There were 42 households in Todd Mission, of which 42.9% had children under the age of 18 living in them. Of all households, 45.2% were married-couple households, 16.7% were households with a male householder and no spouse or partner present, and 33.3% were households with a female householder and no spouse or partner present. About 23.8% of all households were made up of individuals and 0.0% had someone living alone who was 65 years of age or older.

There were 53 housing units, of which 20.8% were vacant. The homeowner vacancy rate was 2.8% and the rental vacancy rate was 21.4%.

Racial composition as of the 2020 census
| Race | Number | Percent |
|---|---|---|
| White | 85 | 70.2% |
| Black or African American | 0 | 0.0% |
| American Indian and Alaska Native | 1 | 0.8% |
| Asian | 0 | 0.0% |
| Native Hawaiian and Other Pacific Islander | 0 | 0.0% |
| Some other race | 15 | 12.4% |
| Two or more races | 20 | 16.5% |
| Hispanic or Latino (of any race) | 37 | 30.6% |

===2000 census===

As of the 2000 census, 146 people, 56 households, and 33 families were residing in the city. The population density was 69.7 PD/sqmi. The 75 housing units had an average density of 35.8 /sqmi. The racial makeup of the city was 80.82% White, 3.42% African American, and 15.75% from other races. Hispanics or Latinos of any race was 18.49% of the population.

Of the 56 households, 30.4% had children under 18 living in them, 44.6% were married couples living together, 5.4% had a female householder with no husband present, and 39.3% were not families; 25.0% of all households were made up of individuals, and 5.4% had someone living alone who was 65 or older. The average household size was 2.61 and the average family size was 3.21 persons.

In the city, the age distribution was 23.3% under 18, 8.9% from 18 to 24, 38.4% from 25 to 44, 23.3% from 45 to 64, and 6.2% 65 or older. The median age was 34 years. For every 100 females, there were 124.6 males. For every 100 females 18 and over, there were 128.6 males.

The median income for a household in the city was $40,313, and for a family was $40,750. Males had a median income of $24,583 versus $21,458 for females.

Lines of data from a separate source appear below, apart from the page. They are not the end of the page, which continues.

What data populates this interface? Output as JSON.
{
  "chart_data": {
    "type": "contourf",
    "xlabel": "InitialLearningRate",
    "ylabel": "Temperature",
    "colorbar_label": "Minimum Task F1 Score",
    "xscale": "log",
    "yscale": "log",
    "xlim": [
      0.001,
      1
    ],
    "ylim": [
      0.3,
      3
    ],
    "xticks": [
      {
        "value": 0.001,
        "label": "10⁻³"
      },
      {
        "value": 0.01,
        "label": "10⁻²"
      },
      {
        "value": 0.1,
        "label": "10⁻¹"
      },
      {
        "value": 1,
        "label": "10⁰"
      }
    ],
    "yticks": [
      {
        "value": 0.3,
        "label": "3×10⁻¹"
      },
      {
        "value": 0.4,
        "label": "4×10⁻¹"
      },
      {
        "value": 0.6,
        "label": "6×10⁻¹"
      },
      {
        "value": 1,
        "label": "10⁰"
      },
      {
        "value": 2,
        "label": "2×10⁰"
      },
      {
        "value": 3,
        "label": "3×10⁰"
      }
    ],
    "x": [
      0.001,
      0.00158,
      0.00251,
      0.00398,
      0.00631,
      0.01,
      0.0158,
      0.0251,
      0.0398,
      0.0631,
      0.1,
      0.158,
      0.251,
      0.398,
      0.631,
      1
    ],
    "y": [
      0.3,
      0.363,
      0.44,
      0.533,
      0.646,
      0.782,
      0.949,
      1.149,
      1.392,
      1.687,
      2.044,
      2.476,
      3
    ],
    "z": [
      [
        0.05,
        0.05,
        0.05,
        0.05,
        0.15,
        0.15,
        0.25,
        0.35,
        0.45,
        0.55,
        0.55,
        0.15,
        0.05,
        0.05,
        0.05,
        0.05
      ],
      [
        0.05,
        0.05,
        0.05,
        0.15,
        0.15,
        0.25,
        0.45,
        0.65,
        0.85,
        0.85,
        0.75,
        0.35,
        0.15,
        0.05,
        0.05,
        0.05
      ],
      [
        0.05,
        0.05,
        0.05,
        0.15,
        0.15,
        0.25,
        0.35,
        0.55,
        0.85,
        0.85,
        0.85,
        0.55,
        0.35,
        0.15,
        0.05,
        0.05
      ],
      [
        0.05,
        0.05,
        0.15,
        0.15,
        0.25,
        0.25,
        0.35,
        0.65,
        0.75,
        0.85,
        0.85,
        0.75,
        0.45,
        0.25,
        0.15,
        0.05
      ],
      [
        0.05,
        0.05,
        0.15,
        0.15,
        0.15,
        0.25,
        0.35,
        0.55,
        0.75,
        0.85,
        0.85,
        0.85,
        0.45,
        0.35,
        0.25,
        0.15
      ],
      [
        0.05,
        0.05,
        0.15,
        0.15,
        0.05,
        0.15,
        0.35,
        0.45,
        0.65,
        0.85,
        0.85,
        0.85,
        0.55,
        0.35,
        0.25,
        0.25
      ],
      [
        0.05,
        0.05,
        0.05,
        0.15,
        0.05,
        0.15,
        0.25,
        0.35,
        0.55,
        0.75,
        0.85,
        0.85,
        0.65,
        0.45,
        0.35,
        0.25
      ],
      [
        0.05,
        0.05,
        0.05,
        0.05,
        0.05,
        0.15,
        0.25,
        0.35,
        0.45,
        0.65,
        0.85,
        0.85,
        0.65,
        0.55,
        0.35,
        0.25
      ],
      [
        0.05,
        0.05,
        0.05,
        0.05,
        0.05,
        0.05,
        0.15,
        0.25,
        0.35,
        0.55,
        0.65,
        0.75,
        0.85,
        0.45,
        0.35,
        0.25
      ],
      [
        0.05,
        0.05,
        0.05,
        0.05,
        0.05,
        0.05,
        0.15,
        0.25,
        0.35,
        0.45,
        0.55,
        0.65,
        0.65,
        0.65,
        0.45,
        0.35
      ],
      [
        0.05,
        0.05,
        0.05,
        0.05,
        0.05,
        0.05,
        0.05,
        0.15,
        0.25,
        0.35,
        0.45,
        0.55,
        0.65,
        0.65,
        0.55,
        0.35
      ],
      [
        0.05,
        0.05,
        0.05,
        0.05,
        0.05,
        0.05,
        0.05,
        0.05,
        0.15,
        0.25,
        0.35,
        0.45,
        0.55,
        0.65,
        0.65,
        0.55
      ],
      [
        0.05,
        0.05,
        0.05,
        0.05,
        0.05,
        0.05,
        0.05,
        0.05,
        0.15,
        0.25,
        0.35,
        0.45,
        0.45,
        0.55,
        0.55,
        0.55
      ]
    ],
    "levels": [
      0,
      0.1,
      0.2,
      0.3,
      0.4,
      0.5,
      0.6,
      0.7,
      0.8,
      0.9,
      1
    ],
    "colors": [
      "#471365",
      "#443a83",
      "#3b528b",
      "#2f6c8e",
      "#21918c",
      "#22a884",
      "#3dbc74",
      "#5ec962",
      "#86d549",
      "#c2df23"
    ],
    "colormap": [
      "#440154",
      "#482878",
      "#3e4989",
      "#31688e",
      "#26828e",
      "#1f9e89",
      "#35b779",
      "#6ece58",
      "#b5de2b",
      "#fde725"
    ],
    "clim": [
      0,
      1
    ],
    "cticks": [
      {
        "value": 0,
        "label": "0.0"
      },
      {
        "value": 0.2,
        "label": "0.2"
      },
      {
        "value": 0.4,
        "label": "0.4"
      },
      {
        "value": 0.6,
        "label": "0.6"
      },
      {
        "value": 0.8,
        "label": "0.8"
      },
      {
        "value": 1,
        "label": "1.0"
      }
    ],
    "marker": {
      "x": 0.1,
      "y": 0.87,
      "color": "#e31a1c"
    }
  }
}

The per capita income for the city was $16,309. There were 6.5% of families and 10.4% of the population living below the poverty line, including 18.2% of those under 18 and 33.3% of those over 64.
==Education==
Todd Mission is served by the Navasota Independent School District. Its comprehensive high school is Navasota High School.

==Economy==
Todd Mission is home to the renaissance fair with the largest annual attendance in the United States, the Texas Renaissance Festival.